BlobCity on Digital Ocean Marketplace

Using marketplace listing of BlobCity DB on Digital Ocean


Create a BlobCity DB Droplet


Once you create a BlobCity DB Droplet the Droplet boots up with an instance of the DB running on it. You will need to ssh into this Droplet to retrieve a randomly generated password for the root user of the DB.

SSH into Droplet

ssh root@<ip-address-of-droplet>

The username of the default user on the Droplet is root. Assuming you provided your SSH key while creating the Droplet, you should be able to directly access the Droplet using the above command.

Getting DB Access Credentials

Your BlobCity DB instance starts with a user called root already created. The password for this user is automatically generated at first boot and written to a text file located at /mnt/data/root-pass.txt.

CAT the root-pass.txt file to retrieve the randomly generated password to the root user.

cat /mnt/data/root-pass.txt

You may retain this password for accessing your database, but it is highly recommended you change your password upon first login.

Accessing DB CLI

The command line interface is the preferred choice for managing your database instance. You may connect to the CLI interface either from within the SSH session or from an external machine using the Droplet IP address. Telnet on port 10113 will allow you to access the CLI interface.

telnet localhost 10113
telnet <droplet-ip> 10113

You may also use nc <droplet-ip> 10113 if telnet is not installed on your computer. It is important to note that the telnet or nc connection is not secured, hence it is recommended that you always use the CLI from within an SSH session rather than using over the IP address.

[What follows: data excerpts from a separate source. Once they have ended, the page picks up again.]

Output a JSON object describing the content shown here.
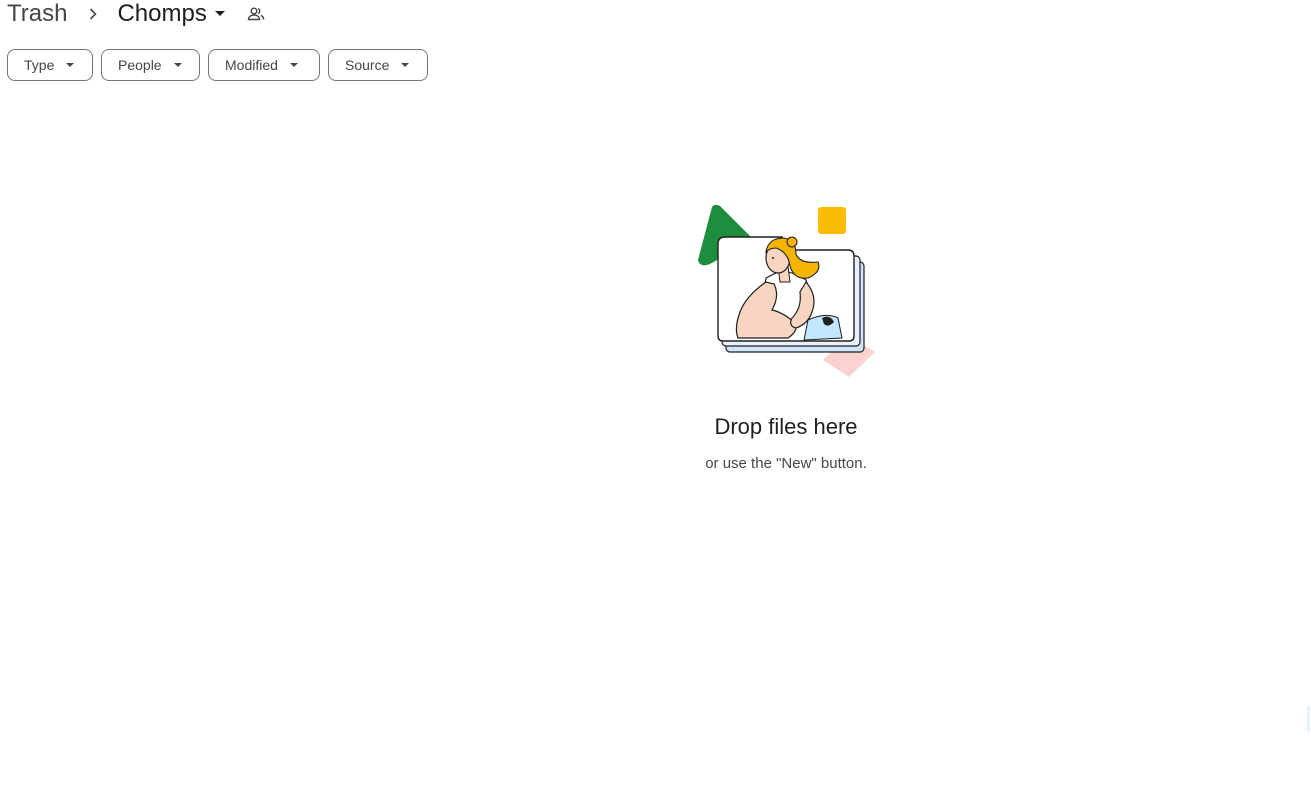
{
  "breadcrumb": {
    "root": "Trash",
    "current": "Chomps"
  },
  "filters": [
    {
      "label": "Type"
    },
    {
      "label": "People"
    },
    {
      "label": "Modified"
    },
    {
      "label": "Source"
    }
  ],
  "empty_state": {
    "title": "Drop files here",
    "subtitle": "or use the \"New\" button."
  },
  "icons": {
    "separator": "chevron-right-icon",
    "folder_menu": "caret-down-icon",
    "shared": "shared-people-icon",
    "chip_caret": "caret-down-icon"
  },
  "colors": {
    "green": "#1e8e3e",
    "yellow": "#fbbc04",
    "pink": "#fad2cf",
    "blue_light": "#d3e3fd",
    "skin": "#f8d5c0",
    "hair": "#f4b400"
  }
}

Creating a Datastore & Collection

You must create a datastore and then create collections within the datastore to use the database. The CLI interface can be used to create both the datastore and collections within the datastore.

blobcity>create-ds test
Datastore successfully created
blobcity>create-collection test.my_collection
Collection successfully created
blobcity>create-collection test.my_collection2
Collection successfully created

You may now insert data into any of the created collections and fire SQL queries on data stored in the collections.

Inserting Data

Data can be inserted using the REST API, or data files can be loaded onto the server and then an import command maybe fired using the CLI.

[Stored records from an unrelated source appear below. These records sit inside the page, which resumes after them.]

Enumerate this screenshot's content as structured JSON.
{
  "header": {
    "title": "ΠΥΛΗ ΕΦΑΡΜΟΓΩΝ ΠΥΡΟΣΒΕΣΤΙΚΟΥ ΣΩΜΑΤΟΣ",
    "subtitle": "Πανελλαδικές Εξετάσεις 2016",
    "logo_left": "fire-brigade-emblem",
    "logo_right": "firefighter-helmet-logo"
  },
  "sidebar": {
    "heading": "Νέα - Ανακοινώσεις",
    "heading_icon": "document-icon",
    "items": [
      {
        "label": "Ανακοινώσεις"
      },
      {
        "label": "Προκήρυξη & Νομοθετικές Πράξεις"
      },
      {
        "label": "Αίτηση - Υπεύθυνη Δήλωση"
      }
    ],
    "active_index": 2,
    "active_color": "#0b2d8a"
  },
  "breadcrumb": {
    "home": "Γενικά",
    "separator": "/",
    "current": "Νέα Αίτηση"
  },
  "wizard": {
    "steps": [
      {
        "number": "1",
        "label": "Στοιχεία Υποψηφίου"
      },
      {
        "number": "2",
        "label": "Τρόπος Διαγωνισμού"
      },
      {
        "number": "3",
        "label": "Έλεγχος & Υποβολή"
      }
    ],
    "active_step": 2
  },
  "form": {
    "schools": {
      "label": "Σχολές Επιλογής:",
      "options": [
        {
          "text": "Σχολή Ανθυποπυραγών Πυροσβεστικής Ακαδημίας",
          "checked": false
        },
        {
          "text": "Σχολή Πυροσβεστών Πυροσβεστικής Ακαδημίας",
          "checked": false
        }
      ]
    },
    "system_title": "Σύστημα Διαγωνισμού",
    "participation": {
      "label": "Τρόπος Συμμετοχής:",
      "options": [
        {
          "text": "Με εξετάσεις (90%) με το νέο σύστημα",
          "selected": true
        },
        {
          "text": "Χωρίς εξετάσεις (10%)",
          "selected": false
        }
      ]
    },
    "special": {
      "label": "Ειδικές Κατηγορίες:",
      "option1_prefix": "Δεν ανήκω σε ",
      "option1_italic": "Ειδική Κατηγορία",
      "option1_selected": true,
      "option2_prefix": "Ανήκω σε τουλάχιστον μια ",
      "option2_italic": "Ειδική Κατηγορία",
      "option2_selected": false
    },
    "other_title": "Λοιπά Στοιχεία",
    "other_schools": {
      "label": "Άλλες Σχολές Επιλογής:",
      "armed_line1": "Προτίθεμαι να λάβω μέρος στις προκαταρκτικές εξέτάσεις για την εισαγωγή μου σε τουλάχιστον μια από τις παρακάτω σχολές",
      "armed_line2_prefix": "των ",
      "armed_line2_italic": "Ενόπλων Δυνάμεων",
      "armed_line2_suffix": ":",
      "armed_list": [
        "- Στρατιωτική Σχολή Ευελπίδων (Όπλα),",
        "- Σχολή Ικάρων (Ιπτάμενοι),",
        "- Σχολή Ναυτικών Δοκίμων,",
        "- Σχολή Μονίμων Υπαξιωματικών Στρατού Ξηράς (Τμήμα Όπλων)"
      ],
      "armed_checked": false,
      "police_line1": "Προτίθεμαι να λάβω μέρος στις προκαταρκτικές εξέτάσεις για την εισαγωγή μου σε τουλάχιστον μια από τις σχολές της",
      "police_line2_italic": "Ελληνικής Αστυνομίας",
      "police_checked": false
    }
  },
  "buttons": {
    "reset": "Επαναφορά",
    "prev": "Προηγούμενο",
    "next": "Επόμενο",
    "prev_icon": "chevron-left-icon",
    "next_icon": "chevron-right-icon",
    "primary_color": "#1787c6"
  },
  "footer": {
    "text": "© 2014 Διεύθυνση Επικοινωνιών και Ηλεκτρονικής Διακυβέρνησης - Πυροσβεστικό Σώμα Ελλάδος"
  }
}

The database can access data files located within the folder /mnt/data/{ds}/ftp. You will need to use scp, rsync or any other mechanism you are comfortable with to load your data files into this folder on the server.

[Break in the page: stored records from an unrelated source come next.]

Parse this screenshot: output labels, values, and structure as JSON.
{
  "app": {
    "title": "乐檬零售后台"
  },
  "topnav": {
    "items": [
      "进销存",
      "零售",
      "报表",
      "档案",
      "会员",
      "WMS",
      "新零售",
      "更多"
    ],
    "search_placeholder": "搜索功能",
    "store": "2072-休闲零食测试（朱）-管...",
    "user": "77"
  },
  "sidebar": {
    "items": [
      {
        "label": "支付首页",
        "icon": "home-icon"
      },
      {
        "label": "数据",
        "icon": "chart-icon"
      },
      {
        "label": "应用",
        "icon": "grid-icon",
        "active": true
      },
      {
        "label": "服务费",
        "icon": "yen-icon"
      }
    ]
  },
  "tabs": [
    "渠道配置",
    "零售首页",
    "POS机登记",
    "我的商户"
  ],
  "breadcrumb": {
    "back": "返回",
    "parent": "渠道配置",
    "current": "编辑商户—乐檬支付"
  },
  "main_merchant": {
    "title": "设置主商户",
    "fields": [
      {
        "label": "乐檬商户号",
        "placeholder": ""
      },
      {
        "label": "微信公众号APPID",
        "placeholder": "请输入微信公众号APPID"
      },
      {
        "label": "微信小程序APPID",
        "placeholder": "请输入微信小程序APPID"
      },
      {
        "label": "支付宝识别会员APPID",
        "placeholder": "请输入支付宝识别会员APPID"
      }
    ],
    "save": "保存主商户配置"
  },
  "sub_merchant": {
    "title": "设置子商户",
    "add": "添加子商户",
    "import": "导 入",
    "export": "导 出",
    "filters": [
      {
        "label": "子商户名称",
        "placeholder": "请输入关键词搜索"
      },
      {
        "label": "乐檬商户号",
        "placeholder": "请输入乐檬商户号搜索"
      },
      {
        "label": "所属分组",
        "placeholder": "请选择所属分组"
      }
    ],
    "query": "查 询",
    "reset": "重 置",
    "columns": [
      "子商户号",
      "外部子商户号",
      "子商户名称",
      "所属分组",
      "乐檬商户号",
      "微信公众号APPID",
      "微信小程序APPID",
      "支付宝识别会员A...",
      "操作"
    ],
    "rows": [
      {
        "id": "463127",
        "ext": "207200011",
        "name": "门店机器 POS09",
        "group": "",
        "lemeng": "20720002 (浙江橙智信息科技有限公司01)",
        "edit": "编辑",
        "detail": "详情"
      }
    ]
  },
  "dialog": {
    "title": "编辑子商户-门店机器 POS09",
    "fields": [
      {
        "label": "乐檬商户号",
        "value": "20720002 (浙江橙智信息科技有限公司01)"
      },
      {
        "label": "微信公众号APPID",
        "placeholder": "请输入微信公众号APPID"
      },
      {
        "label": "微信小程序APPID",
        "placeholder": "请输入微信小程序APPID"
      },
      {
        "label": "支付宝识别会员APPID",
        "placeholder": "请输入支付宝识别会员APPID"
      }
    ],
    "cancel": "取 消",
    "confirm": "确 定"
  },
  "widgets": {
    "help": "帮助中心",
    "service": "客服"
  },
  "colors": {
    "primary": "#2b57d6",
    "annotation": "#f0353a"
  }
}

The {ds} attribute must be substituted with the name of your datastore.

blobcity>import-csv test.my_collection /my_file.csv
Done in 37 (ms)

The above example imports the CSV file my_file.csv into collection my_collection. The first row of the CSV is assumed to contain column names. my_file.csv in this case must be placed at /mnt/data/test/ftp/my_file.csv on the server for the import operation to succeed.

Running SQL Queries

Once data is loaded, you may fire an SQL query on the collection to select your data. You can do this using the CLI or the REST interface.

blobcity>sql test: select * from `test`.`my_collection` where `col1` = 2

Mount a Storage Volume

While not necessary, it is highly recommend you setup a block storage volume to store your data. The database by default stores data onto the boot volume, which is susceptible to data loss on terminating the Droplet or if the Droplet crashes for any reason.

A block storage volume can be retained on terminating a Droplet and the same volume can be mounted on another Droplet you create, thereby allowing you flexibility and better protection against total data loss.

The volume must be XFS formatted for optimal performance, specially if you primarily plan to use the on-disk storage engine. XFS or EXT4 maybe used with almost equal performance if primary data storage is in-memory.

Mount the volume at /mnt/data. This will override any existing data you have placed inside the folder. If you desire to mount the volume at another location say /mnt/my_vol, then the database can be configured to write to this volume by changing the volume mount config in /opt/docker-compose.yml.